- Argiano Brunello di Montalcino 2018 foi eleito Vinho do Ano pela Wine Spectator, com 95 pontos, destacando o perfil da vinícola italiana.
- O Brasil tem participação de André Esteves, sócio da Argiano desde 2013, e algumas safras premiadas continuam disponíveis apenas a quem pode pagar.
- A mudança de estilo envolve menos madeira e maior expressão do terroir, com transição iniciada nas safras de 2015 e 2016.
- A safra 2023 chega ao Brasil pela importadora Aurora / Inovini, com preço sugerido de R$ 1.155; há ainda o Argiano Sangiovese di Montalcino 2020, por R$ 375.
- A Argiano produz cerca de 350 mil garrafas por ano, com os Estados Unidos como principal mercado, Brasil no top dez, e turismo italiano em crescimento entre os brasileiros.
O Argiano Brunello di Montalcino 2018 foi eleito Vinho do Ano pela revista Wine Spectator, com 95 pontos, posição de destaque entre os 100 melhores rótulos de 2023. O prêmio coloca um vinho associado a um empresário brasileiro no radar global do luxo.
Quem está por trás é o brasileiro André Esteves, sócio da vinícola italiana Argiano desde 2013, e o gestor Margherita Mascagni, que comanda exportações. A casa, fundada em 1580, faz parte do grupo de fundadoras do Consórcio de Brunello.
A premiação evidencia uma virada de estilo na Argiano. A vinícola reduziu a intervenção na adega, com menos madeira e foco na expressão do terroiro. A mudança ocorreu em meio a safras de transição e aos impactos climáticos na região da Toscana.
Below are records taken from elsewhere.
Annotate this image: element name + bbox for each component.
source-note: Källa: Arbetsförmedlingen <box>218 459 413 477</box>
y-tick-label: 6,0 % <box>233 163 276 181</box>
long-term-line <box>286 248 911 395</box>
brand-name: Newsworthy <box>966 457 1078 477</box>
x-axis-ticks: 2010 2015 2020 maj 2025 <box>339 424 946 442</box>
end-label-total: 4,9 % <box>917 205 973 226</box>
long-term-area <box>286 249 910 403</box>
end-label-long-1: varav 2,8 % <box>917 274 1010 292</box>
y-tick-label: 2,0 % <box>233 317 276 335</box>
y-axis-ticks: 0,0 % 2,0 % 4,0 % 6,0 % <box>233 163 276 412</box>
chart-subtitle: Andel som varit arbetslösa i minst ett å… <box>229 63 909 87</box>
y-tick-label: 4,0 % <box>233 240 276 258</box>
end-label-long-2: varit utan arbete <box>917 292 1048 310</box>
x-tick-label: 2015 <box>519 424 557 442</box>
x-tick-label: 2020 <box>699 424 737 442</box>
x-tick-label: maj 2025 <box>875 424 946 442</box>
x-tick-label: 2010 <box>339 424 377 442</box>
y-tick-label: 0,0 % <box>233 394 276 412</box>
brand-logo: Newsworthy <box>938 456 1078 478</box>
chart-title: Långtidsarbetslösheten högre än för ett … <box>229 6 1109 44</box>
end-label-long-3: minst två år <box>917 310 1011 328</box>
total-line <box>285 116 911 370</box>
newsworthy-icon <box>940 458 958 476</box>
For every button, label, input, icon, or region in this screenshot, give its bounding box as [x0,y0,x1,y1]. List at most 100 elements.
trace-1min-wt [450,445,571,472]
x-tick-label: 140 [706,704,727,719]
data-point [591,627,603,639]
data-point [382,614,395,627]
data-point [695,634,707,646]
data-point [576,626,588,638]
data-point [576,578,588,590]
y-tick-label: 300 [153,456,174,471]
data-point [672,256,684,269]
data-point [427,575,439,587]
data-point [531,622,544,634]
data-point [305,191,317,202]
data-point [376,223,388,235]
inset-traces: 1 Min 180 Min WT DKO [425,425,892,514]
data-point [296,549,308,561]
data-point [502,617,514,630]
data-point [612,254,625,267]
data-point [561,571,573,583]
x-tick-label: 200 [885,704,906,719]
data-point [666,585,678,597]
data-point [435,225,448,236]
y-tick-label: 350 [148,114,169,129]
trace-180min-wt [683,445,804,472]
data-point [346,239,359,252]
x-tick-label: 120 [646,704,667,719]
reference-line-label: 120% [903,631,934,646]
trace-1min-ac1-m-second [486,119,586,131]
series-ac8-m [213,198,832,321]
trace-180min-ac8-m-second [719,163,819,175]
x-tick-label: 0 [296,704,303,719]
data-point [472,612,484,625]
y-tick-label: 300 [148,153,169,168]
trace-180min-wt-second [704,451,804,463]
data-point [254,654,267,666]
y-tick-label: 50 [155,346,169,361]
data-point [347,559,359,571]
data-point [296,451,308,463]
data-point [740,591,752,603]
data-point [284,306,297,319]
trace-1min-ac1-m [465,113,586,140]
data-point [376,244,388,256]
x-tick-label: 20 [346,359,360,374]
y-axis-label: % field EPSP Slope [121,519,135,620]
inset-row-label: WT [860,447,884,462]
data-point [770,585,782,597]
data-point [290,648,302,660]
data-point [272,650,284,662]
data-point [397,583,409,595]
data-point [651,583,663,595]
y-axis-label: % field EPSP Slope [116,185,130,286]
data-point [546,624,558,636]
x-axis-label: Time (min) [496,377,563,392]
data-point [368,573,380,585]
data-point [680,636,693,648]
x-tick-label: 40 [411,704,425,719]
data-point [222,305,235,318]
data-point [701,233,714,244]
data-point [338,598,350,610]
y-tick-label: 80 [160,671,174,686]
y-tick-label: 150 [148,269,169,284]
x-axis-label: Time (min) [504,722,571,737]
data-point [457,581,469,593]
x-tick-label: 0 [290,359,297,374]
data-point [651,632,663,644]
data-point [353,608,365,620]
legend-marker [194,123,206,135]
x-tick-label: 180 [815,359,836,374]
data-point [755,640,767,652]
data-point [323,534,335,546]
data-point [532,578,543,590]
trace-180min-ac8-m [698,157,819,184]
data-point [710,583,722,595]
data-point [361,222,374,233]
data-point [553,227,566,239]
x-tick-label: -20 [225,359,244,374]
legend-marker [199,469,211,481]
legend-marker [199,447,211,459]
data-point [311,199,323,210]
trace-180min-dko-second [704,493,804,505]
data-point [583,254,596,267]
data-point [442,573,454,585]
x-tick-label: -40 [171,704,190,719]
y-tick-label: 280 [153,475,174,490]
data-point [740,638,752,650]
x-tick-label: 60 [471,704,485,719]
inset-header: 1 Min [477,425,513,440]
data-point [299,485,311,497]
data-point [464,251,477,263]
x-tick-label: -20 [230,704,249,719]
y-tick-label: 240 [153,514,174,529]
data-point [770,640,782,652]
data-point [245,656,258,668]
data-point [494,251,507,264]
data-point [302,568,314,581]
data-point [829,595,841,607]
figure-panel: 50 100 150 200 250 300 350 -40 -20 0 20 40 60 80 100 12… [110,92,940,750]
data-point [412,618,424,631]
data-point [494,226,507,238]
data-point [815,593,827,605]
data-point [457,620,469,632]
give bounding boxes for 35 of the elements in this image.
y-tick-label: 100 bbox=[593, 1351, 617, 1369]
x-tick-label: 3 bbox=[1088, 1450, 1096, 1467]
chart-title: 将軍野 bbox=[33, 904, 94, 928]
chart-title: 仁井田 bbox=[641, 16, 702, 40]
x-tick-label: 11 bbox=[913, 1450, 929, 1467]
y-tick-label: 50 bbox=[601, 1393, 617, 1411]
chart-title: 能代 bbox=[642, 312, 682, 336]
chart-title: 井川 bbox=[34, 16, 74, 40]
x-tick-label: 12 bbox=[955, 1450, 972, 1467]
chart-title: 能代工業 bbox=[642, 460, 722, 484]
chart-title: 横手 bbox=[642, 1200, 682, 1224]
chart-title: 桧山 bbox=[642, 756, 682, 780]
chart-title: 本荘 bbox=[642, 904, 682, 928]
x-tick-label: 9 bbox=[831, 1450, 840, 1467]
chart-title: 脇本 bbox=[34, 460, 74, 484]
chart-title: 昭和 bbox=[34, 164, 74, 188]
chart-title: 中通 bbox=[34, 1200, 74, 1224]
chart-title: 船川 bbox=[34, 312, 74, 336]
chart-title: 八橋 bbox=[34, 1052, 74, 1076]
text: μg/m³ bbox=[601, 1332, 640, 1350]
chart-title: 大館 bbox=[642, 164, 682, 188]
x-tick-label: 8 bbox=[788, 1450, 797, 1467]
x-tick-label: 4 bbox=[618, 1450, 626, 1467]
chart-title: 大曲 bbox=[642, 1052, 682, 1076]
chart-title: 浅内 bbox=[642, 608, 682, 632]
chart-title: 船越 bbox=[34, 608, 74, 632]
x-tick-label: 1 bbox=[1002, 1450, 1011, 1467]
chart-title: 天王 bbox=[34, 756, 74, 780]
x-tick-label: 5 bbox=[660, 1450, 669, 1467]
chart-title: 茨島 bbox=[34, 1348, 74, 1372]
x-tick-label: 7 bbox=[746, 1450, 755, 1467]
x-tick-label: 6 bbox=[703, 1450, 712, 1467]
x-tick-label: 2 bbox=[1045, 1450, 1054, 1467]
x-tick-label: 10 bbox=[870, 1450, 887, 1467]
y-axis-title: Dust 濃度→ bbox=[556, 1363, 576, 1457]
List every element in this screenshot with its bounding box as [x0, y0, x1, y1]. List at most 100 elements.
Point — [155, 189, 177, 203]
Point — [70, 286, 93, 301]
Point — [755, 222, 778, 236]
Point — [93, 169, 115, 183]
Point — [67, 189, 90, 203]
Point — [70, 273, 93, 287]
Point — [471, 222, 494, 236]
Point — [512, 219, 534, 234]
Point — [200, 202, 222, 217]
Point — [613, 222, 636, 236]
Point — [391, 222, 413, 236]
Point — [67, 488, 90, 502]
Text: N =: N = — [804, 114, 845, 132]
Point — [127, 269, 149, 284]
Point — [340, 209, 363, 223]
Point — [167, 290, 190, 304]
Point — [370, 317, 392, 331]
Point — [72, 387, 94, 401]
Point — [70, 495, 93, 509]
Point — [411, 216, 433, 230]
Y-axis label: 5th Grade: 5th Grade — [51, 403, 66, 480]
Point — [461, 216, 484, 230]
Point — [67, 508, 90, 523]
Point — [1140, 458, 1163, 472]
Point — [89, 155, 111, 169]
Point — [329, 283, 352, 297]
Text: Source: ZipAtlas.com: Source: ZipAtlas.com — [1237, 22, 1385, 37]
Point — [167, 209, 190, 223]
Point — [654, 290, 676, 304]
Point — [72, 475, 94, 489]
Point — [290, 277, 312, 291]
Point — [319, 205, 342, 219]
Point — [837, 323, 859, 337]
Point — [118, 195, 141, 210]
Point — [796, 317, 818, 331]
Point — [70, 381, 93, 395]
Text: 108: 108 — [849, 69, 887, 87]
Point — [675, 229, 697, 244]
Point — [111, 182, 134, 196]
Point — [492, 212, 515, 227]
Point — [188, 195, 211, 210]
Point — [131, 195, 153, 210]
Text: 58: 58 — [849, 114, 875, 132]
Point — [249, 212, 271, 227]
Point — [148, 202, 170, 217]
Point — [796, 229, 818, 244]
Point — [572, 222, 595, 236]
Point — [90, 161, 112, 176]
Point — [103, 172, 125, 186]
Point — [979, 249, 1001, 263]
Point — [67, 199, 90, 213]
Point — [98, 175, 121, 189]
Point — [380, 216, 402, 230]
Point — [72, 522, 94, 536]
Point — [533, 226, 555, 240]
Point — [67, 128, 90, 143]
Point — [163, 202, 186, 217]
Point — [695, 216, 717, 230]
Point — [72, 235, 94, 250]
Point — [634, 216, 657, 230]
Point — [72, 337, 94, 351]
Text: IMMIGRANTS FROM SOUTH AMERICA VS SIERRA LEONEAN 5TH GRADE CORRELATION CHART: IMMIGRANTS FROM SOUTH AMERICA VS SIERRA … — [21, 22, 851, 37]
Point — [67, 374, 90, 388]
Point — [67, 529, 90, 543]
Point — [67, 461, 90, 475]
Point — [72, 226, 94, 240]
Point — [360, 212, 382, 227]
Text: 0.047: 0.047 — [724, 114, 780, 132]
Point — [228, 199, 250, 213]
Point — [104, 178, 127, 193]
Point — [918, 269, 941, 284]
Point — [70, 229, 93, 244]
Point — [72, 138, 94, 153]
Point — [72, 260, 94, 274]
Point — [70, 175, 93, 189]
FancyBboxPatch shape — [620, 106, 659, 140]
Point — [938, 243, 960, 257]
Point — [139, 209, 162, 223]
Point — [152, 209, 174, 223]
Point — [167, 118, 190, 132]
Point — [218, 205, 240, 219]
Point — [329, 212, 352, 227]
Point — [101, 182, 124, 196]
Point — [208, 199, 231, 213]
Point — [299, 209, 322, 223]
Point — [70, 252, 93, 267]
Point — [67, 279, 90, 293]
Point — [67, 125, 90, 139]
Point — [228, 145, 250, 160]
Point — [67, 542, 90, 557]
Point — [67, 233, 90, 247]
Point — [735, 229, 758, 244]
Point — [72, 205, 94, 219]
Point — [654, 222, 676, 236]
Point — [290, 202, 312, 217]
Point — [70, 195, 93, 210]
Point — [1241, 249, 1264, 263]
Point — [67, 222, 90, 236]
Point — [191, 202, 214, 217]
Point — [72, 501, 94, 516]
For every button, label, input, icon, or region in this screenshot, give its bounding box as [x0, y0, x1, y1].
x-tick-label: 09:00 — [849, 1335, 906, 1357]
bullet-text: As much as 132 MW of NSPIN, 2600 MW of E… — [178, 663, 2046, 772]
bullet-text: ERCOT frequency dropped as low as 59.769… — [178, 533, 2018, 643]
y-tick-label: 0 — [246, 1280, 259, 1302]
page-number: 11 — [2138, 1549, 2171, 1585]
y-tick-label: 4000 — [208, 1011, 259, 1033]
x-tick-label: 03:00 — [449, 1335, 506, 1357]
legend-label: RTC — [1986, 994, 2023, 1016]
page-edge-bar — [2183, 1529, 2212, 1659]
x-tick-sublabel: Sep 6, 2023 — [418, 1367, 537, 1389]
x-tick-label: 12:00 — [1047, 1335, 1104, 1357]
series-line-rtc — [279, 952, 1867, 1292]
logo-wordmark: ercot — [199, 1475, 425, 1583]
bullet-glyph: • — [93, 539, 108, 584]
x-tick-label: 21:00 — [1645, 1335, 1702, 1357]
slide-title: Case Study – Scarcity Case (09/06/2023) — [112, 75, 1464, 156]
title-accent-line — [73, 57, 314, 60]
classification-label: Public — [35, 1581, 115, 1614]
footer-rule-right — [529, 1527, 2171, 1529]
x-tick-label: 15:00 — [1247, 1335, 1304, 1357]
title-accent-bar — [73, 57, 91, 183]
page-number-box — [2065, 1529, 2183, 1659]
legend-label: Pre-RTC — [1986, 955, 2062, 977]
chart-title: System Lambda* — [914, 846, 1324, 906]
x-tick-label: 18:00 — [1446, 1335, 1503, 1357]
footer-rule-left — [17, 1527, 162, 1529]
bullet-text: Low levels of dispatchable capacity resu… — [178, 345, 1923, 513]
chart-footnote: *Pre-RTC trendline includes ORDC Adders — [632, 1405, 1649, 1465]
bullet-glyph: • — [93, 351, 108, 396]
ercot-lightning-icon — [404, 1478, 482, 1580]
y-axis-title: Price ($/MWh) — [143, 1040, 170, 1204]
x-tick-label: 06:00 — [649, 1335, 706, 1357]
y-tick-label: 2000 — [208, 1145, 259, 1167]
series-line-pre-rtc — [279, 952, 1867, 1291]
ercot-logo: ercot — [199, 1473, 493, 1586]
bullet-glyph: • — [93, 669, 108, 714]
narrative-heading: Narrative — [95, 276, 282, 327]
Entre as mudanças, há uma busca por maior frescor e floralidade, com taninos mais suaves. Em 2015 e 2016, iniciaram-se os primeiros passos da redução de madeira, priorizando a expressão do solo sobre o tempo na adega.
A safra premiada ainda está disponível, porém a um preço elevado. No Brasil, a importadora Aurora/Inovini traz a linha com a 2018 a R$ 1.155, e o clássico Argiano Sangiovese Di Montalcino, 2020, a R$ 375.
O histórico da Argiano aponta produção anual de cerca de 350 mil garrafas, com 110 mil a 120 mil de Brunello di Montalcino, em 60 hectares de vinhedos. Cerca de 30% fica na Itália; EUA é o principal mercado, seguido pelo Brasil, que figura entre os top 10.
Além do prêmio, o turismo enogastronômico fortalece o relacionamento com o Brasil, segundo Mascagni, que aponta o Brasil como segundo maior público visitante, após os EUA, contribuindo para a presença de brancos de alto padrão no portfólio.